А в остальном я представлял себе там Дон Жуана днем и ночью в полном одиночестве. Только собака, бездомная, а может, и нет, долго бежит за ним однажды, путается у него под ногами, убегает вперед и дожидается его, чтобы показать ему дорогу дальше. Из трамвайных путей ветер выдувает пыль. В сосновом бору Дон Жуан вытаскивает у собаки шип из лапы, а во время прогулки по набережной обрезает ей перочинным ножом когти, чтобы они не стучали так громко по асфальту. Пока идет дождь, принимающийся за день не в первый раз, он сидит под навесом продовольственного ларька возле велосипедной дорожки и читает купленную вчера в другом киоске, в Африке, книгу, на страницы которой, на его руки и ноги ветер бросает дождевые капли, сидит в сумеречном свете и читает, читает, собака лежит рядом в траве, а может, и нет. Куда Дон Жуан ни идет, где ни стоит и ни сидит, он все время вздрагивает, резко поворачивает голову, тут же вскакивает и бежит, едва только заслышит, как зовет или кричит ребенок, в этот день ему повсюду слышится детский плач, или это ему только кажется, особенно когда кричат чайки или визжат на повороте трамваи. Ближе к вечеру на узкой полоске горизонта возникает вдали в Северном море корабль аргонавтов, пустой, без Ясона, без золотого руна, и Медея направляется с берега в дом, чтобы умертвить своих детей. При наступлении темноты вся Голландия кажется страной неоновых ламп или горящих свечей, и на каждом шагу звучит громкая музыка, и каждый раз Дон Жуан бежит от нее как можно дальше, от той или иной, от любой музыки. Вместо этого он нюхает цветы в давно уже закрытых цветочных магазинах — любые, только не тюльпаны, — нюхает их в книге, нюхает на кончиках собственных пальцев, время женщин как время кончиков пальцев. Наконец наступает глубокая ночь, а с нею и тишина, морская тишь, и наконец-то после стольких темных ночей выкатывается полная луна, одинокий путник то и дело на нее посматривает, заглядывая при этом еще в словно специально для него не занавешенные окна, чтобы он мог увидеть телевизионные новости, и так далее. Дон Жуан мог рассказывать про этот день времени женщин бесконечно, с упоением, словно пел песню, даже говорил нараспев, или это мне сегодня так представляется. А потом резко оборвал песню и снова пустился в бега.
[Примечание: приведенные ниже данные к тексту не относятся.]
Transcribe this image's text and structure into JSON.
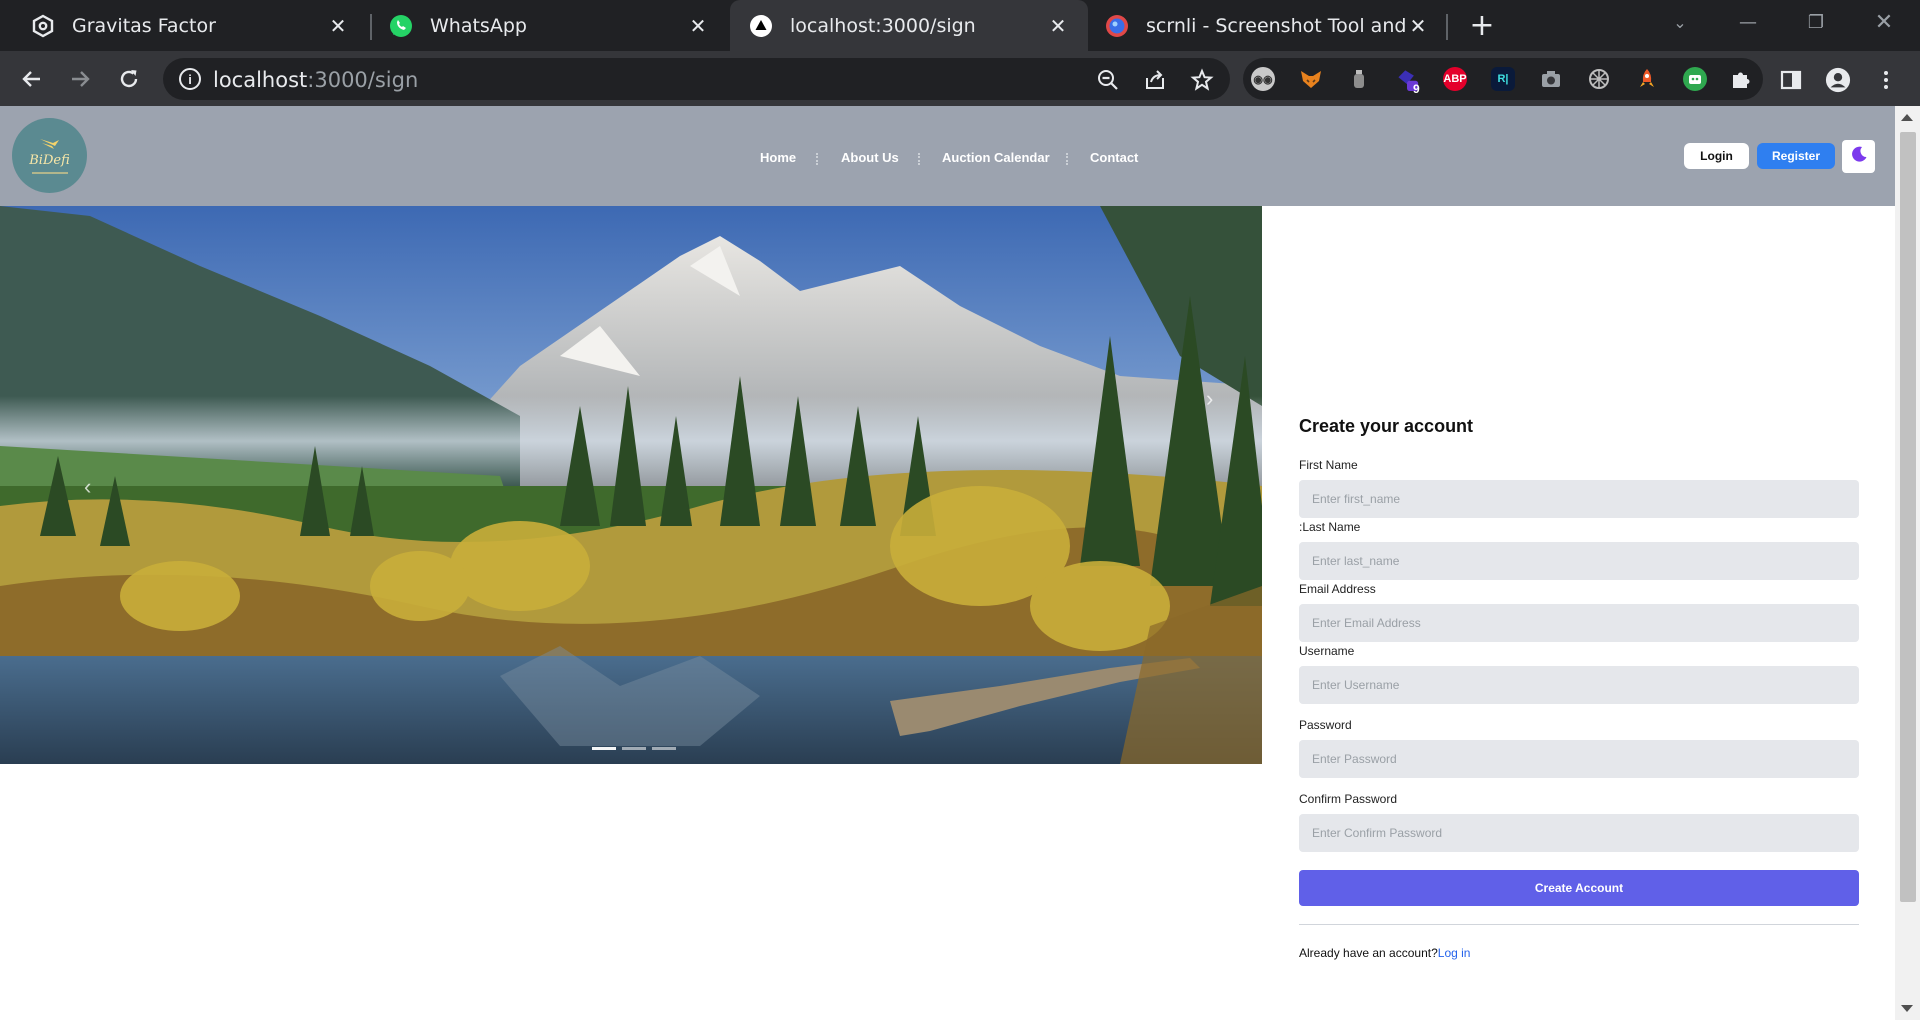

Совершенно безымянной осталась последняя страна и последняя женщина. Дон Жуан не то чтобы сохранил в тайне название этой страны, он просто не знал его с самого начала и не хотел знать. Он даже не знал, как он туда попал. Никаких воспоминаний о самой поездке (а ведь он должен был туда как-то приехать). Открыл глаза после чудовищной усталости, а он уже там. И женщина вот она, над ним, под ним, напротив него. Не знал он и того, как они двое сошлись, да тут и знать было нечего. Для того, чего нет, и слов нет. А для того, чего нет кругом, все-таки одно словечко имеется, однако во всем царил порядок — полная противоположность хаосу. Ему не было дела до того, что само место и любой предмет тут оставались незнакомыми, не имели названия для него: то, что происходило, было кульминацией его восхищенного изумления; было божественно волшебно и восхитительно без всякого колдовства.